Roman had to close his mouth against the protest on his lips. He didn’t want Ruby to ever see this man again. He was worse than dangerous — he was mean. There was a difference, and Roman had an inexplicable urge to make sure no one was ever mean to this woman again.

He followed her into a dark supply room at the back of the coffee shop, boxes stacked all around the dusty interior, and waited for the metal door to clang shut behind them.

He’d never been this close to her, without the coffee shop counter between them. The urge to pull her into his arms was strong but inappropriate, so he settled for looking down at her face instead, his gaze trailing hungrily over her features now that he could look at her without it seeming strange.

“Are you all right?” Up close, he saw that she was younger than she’d looked under the harsh lights of the coffee shop. He put her at around twenty-five to his thirty-eight, her skin smooth and clear, a slight smattering of freckles across her nose that made him want to stand between her and the world forever.

She nodded. “I’m sorry. He… gets that way sometimes.”

“He’s hurt you before.” It wasn’t a question because Roman already knew the answer, but they had to execute this song and dance for the subject to really be on the table.

She hesitated, then nodded. “It’s why we’re divorced. The main reason anyway. We… have a five-year-old daughter. There’s a show at her school tonight.
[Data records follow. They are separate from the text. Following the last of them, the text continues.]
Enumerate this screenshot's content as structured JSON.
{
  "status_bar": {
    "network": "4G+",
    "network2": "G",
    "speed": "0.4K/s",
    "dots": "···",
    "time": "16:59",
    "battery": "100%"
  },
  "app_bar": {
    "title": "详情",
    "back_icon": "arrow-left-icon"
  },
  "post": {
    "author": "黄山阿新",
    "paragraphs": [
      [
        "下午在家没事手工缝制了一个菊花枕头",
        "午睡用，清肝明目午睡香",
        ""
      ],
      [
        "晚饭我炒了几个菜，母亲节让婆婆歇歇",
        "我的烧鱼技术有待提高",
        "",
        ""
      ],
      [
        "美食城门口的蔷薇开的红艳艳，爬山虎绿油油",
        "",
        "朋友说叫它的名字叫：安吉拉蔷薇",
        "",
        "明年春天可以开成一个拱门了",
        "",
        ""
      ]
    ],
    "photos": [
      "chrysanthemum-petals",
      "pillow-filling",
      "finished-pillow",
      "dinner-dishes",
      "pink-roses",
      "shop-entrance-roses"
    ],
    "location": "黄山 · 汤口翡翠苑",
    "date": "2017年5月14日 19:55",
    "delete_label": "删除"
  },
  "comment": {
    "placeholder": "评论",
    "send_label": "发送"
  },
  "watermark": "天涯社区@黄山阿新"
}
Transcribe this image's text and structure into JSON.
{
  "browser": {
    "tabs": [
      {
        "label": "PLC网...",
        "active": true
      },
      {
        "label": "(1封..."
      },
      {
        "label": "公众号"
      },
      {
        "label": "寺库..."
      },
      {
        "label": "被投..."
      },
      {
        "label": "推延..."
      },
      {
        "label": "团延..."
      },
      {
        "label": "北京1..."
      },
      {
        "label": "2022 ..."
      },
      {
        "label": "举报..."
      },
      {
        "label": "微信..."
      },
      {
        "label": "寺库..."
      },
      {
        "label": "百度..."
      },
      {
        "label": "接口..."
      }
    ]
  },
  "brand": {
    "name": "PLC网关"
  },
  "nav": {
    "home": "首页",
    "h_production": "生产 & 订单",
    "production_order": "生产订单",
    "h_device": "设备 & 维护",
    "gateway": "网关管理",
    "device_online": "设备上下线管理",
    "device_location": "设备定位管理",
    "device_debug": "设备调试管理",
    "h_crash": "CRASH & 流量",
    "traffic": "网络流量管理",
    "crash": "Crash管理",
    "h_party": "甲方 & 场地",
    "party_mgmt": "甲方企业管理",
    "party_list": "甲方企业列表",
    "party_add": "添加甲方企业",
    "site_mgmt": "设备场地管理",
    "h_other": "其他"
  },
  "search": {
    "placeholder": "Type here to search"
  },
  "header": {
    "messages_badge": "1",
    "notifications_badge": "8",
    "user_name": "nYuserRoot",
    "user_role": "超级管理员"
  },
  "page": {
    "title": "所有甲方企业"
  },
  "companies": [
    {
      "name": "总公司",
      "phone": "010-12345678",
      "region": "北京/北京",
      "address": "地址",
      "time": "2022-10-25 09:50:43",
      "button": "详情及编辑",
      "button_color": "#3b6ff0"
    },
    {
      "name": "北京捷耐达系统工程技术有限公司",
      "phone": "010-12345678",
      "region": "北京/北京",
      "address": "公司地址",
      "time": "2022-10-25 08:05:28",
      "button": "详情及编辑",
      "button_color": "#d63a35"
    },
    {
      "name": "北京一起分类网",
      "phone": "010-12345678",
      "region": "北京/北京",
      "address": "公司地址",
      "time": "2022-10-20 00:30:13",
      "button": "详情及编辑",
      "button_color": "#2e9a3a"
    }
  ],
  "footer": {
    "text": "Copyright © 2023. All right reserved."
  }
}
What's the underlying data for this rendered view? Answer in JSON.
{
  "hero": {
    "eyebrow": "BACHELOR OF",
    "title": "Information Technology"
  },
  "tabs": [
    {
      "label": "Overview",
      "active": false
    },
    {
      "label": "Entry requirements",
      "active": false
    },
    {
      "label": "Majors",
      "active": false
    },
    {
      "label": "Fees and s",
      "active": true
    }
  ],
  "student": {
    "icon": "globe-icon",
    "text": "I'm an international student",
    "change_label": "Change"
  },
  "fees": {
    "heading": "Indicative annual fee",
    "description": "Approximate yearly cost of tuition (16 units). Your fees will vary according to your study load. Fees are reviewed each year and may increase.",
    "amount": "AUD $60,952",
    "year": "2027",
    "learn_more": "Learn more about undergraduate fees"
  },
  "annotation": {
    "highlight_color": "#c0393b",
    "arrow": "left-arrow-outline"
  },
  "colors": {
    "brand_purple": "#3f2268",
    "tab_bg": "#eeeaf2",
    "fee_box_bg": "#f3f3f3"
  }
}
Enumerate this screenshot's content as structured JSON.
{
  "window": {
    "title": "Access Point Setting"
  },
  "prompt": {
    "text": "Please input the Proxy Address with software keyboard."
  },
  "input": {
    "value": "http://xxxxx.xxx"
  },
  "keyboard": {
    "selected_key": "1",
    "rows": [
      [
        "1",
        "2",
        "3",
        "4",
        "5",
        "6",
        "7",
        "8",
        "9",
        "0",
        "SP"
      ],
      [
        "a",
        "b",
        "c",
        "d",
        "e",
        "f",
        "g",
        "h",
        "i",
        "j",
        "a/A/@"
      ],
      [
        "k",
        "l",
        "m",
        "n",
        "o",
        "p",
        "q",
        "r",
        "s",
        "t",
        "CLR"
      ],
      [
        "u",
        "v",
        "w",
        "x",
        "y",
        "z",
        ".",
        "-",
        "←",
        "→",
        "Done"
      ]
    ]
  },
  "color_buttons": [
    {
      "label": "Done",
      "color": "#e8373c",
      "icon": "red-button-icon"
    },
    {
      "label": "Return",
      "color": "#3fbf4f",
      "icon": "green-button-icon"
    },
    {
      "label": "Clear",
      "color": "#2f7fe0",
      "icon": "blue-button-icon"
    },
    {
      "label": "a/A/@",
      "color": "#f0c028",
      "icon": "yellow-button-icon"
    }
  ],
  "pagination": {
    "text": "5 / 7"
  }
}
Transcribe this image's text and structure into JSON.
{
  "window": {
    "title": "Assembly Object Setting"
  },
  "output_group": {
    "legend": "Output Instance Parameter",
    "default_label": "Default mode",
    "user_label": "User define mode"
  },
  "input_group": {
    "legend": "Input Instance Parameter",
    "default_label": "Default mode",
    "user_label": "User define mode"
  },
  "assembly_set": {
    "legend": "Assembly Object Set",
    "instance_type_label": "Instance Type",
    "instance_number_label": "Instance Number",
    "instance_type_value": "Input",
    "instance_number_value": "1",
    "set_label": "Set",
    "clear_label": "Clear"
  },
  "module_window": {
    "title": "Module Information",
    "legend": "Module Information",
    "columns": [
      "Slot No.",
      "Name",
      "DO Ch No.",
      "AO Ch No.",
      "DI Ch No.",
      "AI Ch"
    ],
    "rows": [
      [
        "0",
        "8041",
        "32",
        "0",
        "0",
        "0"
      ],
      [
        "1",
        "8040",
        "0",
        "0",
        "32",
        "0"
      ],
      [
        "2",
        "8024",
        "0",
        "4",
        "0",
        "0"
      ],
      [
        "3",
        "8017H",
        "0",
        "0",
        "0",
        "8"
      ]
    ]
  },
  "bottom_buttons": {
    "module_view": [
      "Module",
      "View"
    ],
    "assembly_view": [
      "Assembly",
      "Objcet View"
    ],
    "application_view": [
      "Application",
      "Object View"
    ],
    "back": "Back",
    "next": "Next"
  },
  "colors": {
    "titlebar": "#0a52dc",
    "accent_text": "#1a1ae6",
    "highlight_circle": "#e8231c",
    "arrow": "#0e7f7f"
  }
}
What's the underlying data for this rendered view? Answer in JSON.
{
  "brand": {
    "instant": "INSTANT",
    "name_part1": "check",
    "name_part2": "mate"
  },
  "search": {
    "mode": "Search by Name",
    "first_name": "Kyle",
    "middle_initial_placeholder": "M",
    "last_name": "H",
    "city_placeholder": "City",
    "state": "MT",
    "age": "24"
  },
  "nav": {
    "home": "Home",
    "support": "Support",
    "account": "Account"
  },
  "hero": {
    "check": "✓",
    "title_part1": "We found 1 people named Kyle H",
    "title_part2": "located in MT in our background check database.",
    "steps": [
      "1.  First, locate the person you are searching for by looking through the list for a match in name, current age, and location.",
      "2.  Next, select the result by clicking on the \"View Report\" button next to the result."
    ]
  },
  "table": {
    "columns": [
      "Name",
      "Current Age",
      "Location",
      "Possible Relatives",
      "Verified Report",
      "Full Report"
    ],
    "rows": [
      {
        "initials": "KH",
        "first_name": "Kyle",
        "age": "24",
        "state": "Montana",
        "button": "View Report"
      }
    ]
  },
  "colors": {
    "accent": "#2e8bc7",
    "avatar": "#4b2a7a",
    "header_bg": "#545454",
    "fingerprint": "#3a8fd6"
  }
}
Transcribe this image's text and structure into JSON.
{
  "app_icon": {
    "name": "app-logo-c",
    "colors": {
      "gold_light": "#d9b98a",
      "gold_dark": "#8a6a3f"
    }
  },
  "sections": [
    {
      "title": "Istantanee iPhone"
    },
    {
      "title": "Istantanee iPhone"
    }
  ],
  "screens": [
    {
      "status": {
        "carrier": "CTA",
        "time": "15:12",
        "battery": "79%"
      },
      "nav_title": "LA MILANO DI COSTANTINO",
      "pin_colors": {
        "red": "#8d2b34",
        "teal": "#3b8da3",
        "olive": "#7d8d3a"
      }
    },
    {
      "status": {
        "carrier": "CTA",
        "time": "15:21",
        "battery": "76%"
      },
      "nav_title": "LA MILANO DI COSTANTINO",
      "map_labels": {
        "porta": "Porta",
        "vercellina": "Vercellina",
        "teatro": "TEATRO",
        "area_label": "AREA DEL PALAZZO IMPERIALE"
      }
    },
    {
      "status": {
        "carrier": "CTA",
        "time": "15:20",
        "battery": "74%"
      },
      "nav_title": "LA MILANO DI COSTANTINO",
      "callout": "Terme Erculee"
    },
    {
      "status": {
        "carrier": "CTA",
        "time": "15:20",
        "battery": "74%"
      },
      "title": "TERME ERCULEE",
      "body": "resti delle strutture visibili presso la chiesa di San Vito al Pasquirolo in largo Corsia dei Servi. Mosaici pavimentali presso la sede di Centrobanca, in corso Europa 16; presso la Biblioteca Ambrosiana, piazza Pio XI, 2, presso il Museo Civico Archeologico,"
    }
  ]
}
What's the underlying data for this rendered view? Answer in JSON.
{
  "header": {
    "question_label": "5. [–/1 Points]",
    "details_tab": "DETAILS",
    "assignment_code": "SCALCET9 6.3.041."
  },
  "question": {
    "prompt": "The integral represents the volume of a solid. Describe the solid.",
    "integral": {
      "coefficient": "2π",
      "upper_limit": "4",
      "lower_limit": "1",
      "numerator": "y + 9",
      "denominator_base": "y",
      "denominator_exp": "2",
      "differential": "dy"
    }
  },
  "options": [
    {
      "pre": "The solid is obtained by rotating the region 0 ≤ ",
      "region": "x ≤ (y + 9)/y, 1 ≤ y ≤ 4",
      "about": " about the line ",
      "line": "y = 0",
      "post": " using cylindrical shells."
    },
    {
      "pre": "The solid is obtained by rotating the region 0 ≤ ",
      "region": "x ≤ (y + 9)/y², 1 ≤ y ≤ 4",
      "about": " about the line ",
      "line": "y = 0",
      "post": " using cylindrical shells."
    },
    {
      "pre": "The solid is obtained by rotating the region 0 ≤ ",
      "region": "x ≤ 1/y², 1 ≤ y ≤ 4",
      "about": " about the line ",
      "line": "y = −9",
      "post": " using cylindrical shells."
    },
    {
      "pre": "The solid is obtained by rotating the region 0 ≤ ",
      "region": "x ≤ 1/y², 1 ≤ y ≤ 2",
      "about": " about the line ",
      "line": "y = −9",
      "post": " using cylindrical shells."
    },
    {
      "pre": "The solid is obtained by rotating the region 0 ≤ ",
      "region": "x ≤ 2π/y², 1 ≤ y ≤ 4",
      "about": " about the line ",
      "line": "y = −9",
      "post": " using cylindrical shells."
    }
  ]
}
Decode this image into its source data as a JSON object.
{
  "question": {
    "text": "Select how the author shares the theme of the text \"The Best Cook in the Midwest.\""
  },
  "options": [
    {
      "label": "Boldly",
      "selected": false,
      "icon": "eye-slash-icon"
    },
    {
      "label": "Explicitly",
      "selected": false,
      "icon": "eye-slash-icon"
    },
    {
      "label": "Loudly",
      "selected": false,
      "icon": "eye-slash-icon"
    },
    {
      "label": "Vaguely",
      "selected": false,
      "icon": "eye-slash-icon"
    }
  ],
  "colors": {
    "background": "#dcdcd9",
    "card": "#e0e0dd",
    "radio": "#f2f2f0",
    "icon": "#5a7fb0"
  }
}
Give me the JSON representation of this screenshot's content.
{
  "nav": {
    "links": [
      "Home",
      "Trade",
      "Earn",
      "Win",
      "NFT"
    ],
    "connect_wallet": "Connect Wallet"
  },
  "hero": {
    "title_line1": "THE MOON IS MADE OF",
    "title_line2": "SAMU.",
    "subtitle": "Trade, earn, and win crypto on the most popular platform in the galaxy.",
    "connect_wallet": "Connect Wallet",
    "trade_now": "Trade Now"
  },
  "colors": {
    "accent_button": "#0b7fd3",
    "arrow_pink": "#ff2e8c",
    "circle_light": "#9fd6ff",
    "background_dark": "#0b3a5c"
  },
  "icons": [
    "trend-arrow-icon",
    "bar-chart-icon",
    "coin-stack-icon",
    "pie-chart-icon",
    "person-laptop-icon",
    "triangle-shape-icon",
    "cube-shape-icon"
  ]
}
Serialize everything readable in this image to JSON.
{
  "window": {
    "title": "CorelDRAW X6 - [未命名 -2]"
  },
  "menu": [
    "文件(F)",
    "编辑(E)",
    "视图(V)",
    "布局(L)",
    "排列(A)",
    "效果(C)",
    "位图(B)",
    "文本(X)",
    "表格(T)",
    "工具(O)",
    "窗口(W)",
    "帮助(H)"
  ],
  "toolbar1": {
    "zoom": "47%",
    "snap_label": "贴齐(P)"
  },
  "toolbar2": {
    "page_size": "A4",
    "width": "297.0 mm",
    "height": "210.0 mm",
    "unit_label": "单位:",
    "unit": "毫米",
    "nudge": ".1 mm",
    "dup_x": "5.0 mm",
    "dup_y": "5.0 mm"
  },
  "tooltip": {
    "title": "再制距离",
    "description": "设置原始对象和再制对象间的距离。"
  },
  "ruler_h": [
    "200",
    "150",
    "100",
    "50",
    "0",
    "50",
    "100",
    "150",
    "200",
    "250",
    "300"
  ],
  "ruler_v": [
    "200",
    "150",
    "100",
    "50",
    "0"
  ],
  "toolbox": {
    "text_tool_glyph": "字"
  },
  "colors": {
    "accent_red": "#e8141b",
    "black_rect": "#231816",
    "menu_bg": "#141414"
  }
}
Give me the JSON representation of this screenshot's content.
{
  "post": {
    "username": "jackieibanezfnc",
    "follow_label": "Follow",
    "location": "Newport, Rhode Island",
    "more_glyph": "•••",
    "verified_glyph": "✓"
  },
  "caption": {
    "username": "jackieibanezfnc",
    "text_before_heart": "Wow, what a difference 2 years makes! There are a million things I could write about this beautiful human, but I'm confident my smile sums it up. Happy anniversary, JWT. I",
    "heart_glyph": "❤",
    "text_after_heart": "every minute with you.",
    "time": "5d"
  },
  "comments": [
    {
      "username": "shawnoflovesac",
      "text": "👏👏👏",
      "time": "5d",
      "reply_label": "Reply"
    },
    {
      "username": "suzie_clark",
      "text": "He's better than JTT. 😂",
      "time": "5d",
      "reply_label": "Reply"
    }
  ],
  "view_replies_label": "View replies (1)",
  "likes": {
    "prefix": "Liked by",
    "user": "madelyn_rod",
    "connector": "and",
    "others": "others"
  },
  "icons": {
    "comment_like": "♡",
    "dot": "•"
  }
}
There was an argument about whether we would ride together.” She shook her head and laughed a little. “I’m sorry. I don’t know why I’m telling you all of this.”

“You don’t have to apologize to me,” he said, fighting to keep his anger in check, to keep himself from pushing through the metal door back into the alley and beating the man senseless, cop or not. “He should be the one apologizing, but I’m guessing that doesn’t happen often.”

“Not since the divorce.” Her eyes were green in the hazy light of the supply room, the streaks of burgundy in her glossy auburn hair blending together in the ponytail that bobbed when she talked. “I’m trying to keep things civil. For Olivia. But… well, it takes two, you know?”